Definition
An operating mode of an aircraft cabin pressurization system in which the pressure controller maintains a fixed pressure difference between the cabin interior and the outside air, regardless of how high the aircraft climbs. As the airplane climbs and outside pressure drops, cabin pressure is allowed to drop with it, but only enough to keep the inside-to-outside difference constant.
Plain English
The system holds the cabin pressure a set amount higher than the air pressure outside the airplane.
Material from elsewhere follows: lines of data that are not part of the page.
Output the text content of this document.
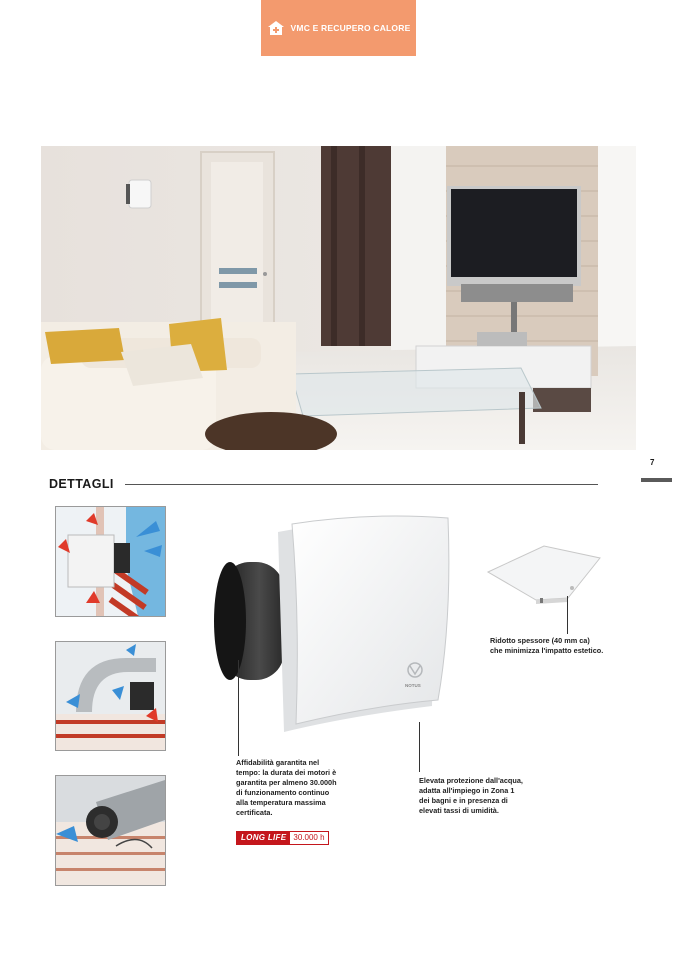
VMC E RECUPERO CALORE
7
DETTAGLI
NOTUS
Ridotto spessore (40 mm ca)
che minimizza l'impatto estetico.
Affidabilità garantita nel
tempo: la durata dei motori è
garantita per almeno 30.000h
di funzionamento continuo
alla temperatura massima
certificata.
Elevata protezione dall'acqua,
adatta all'impiego in Zona 1
dei bagni e in presenza di
elevati tassi di umidità.
LONG LIFE 30.000 h
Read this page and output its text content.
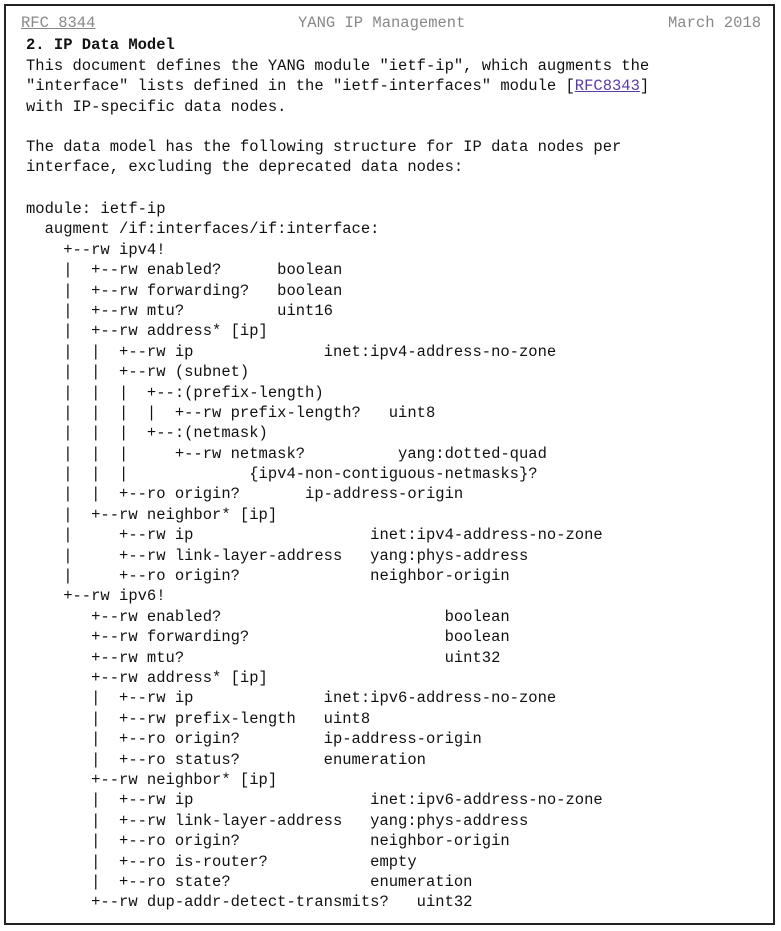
RFC 8344	YANG IP Management	March 2018
2. IP Data Model
This document defines the YANG module "ietf-ip", which augments the
"interface" lists defined in the "ietf-interfaces" module [RFC8343]
with IP-specific data nodes.

The data model has the following structure for IP data nodes per
interface, excluding the deprecated data nodes:
module: ietf-ip
augment /if:interfaces/if:interface:
+--rw ipv4!
|  +--rw enabled?      boolean
|  +--rw forwarding?   boolean
|  +--rw mtu?          uint16
|  +--rw address* [ip]
|  |  +--rw ip              inet:ipv4-address-no-zone
|  |  +--rw (subnet)
|  |  |  +--:(prefix-length)
|  |  |  |  +--rw prefix-length?   uint8
|  |  |  +--:(netmask)
|  |  |     +--rw netmask?          yang:dotted-quad
|  |  |             {ipv4-non-contiguous-netmasks}?
|  |  +--ro origin?       ip-address-origin
|  +--rw neighbor* [ip]
|     +--rw ip                   inet:ipv4-address-no-zone
|     +--rw link-layer-address   yang:phys-address
|     +--ro origin?              neighbor-origin
+--rw ipv6!
+--rw enabled?                        boolean
+--rw forwarding?                     boolean
+--rw mtu?                            uint32
+--rw address* [ip]
|  +--rw ip              inet:ipv6-address-no-zone
|  +--rw prefix-length   uint8
|  +--ro origin?         ip-address-origin
|  +--ro status?         enumeration
+--rw neighbor* [ip]
|  +--rw ip                   inet:ipv6-address-no-zone
|  +--rw link-layer-address   yang:phys-address
|  +--ro origin?              neighbor-origin
|  +--ro is-router?           empty
|  +--ro state?               enumeration
+--rw dup-addr-detect-transmits?   uint32
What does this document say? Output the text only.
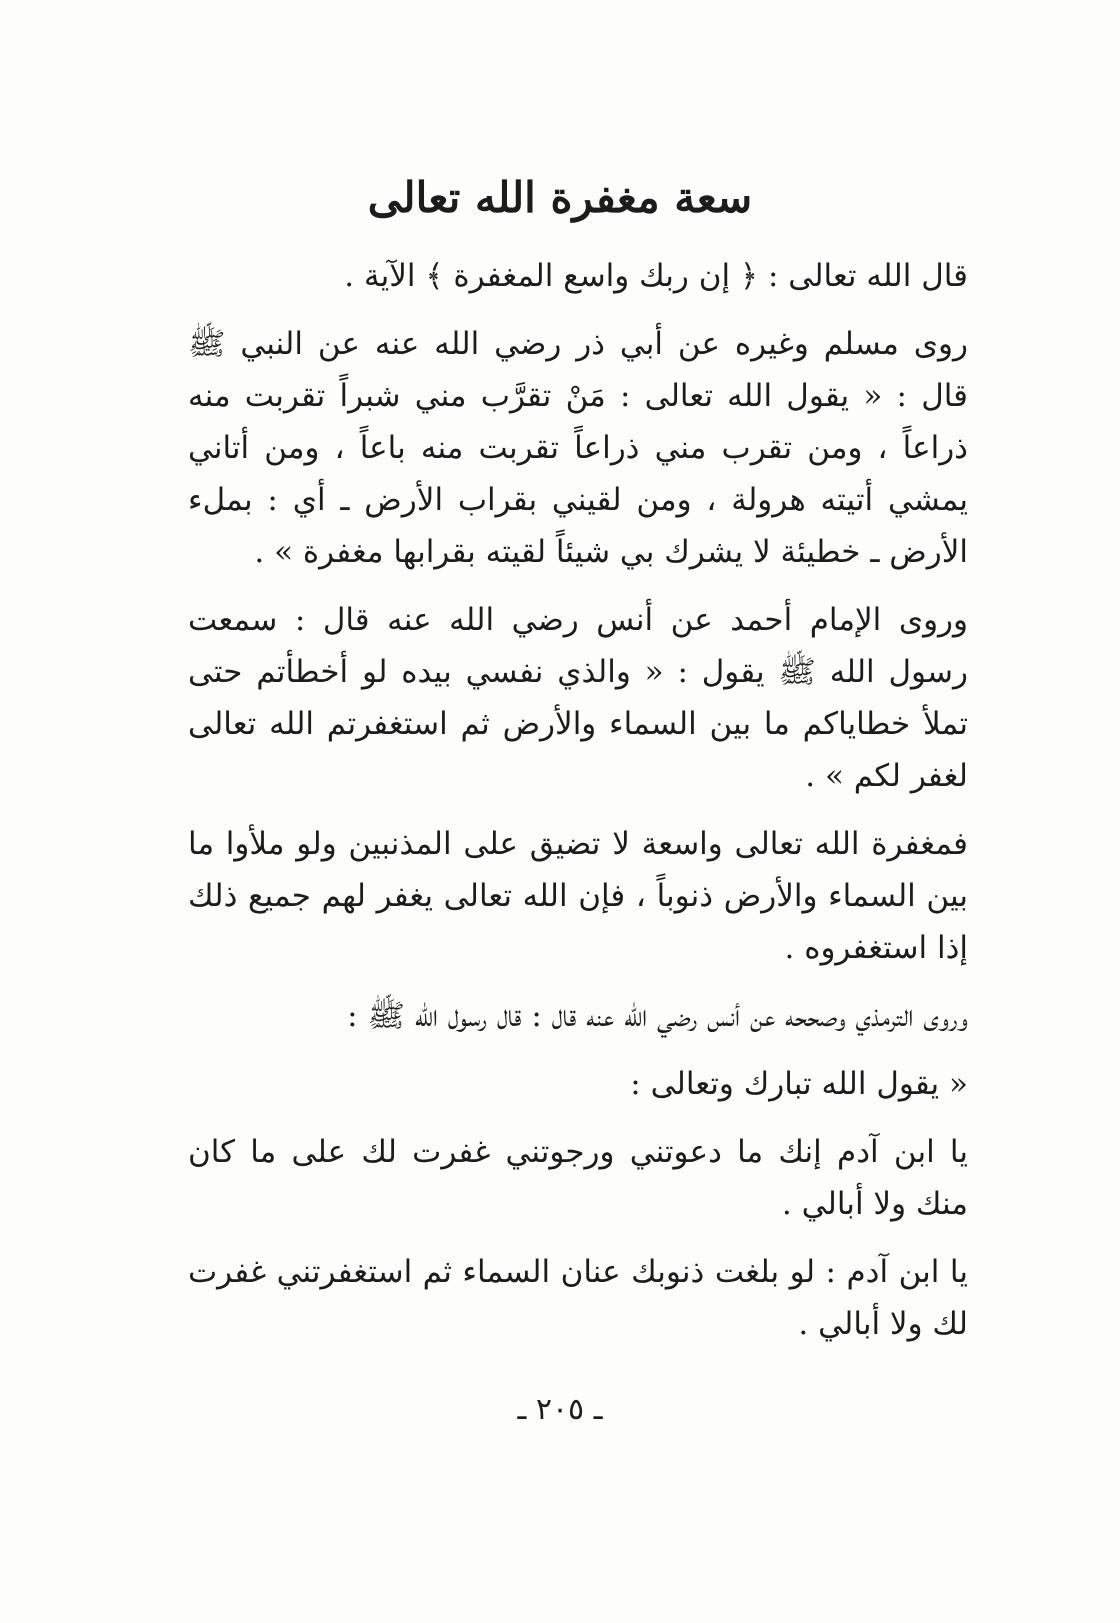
سعة مغفرة الله تعالى

قال الله تعالى : ﴿ إن ربك واسع المغفرة ﴾ الآية .

روى مسلم وغيره عن أبي ذر رضي الله عنه عن النبي ﷺ قال : « يقول الله تعالى : مَنْ تقرَّب مني شبراً تقربت منه ذراعاً ، ومن تقرب مني ذراعاً تقربت منه باعاً ، ومن أتاني يمشي أتيته هرولة ، ومن لقيني بقراب الأرض ـ أي : بملء الأرض ـ خطيئة لا يشرك بي شيئاً لقيته بقرابها مغفرة » .

وروى الإمام أحمد عن أنس رضي الله عنه قال : سمعت رسول الله ﷺ يقول : « والذي نفسي بيده لو أخطأتم حتى تملأ خطاياكم ما بين السماء والأرض ثم استغفرتم الله تعالى لغفر لكم » .

فمغفرة الله تعالى واسعة لا تضيق على المذنبين ولو ملأوا ما بين السماء والأرض ذنوباً ، فإن الله تعالى يغفر لهم جميع ذلك إذا استغفروه .

وروى الترمذي وصححه عن أنس رضي الله عنه قال : قال رسول الله ﷺ :

« يقول الله تبارك وتعالى :

يا ابن آدم إنك ما دعوتني ورجوتني غفرت لك على ما كان منك ولا أبالي .

يا ابن آدم : لو بلغت ذنوبك عنان السماء ثم استغفرتني غفرت لك ولا أبالي .

ـ ٢٠٥ ـ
As the airplane climbs, the cabin pressure drops too, but the gap between inside and outside stays the same.
Context Anchor
Seen in cabin pressurization system descriptions, especially when explaining how the system controls cabin pressure at higher aircraft altitudes.
Derivation
‘Differential’ comes from the Latin differentia, meaning ‘a difference.’ In this context the differential is the difference between cabin pressure and outside (ambient) pressure. ‘Constant’ simply means the system keeps that difference fixed.
Why Pilots Care
This mode protects passengers and crew from hypoxia while preventing over-pressurization damage to the airframe at typical jet cruising altitudes.
Grounding Statement
Picture the aircraft climbing into thinner air while the system works to keep the pressure gap between inside and outside from getting larger.
Intuition Check
Do not read “constant” as meaning the cabin pressure stays fixed. In this term, “constant” means the pressure difference between cabin air and outside air stays fixed.
Example Sentence 1
Once the airplane climbed above the isobaric range, the pressurization system switched to constant differential mode to protect the fuselage.
Example Sentence 2
Maintenance verified that the outflow valve modulated correctly in constant differential mode during the climb test.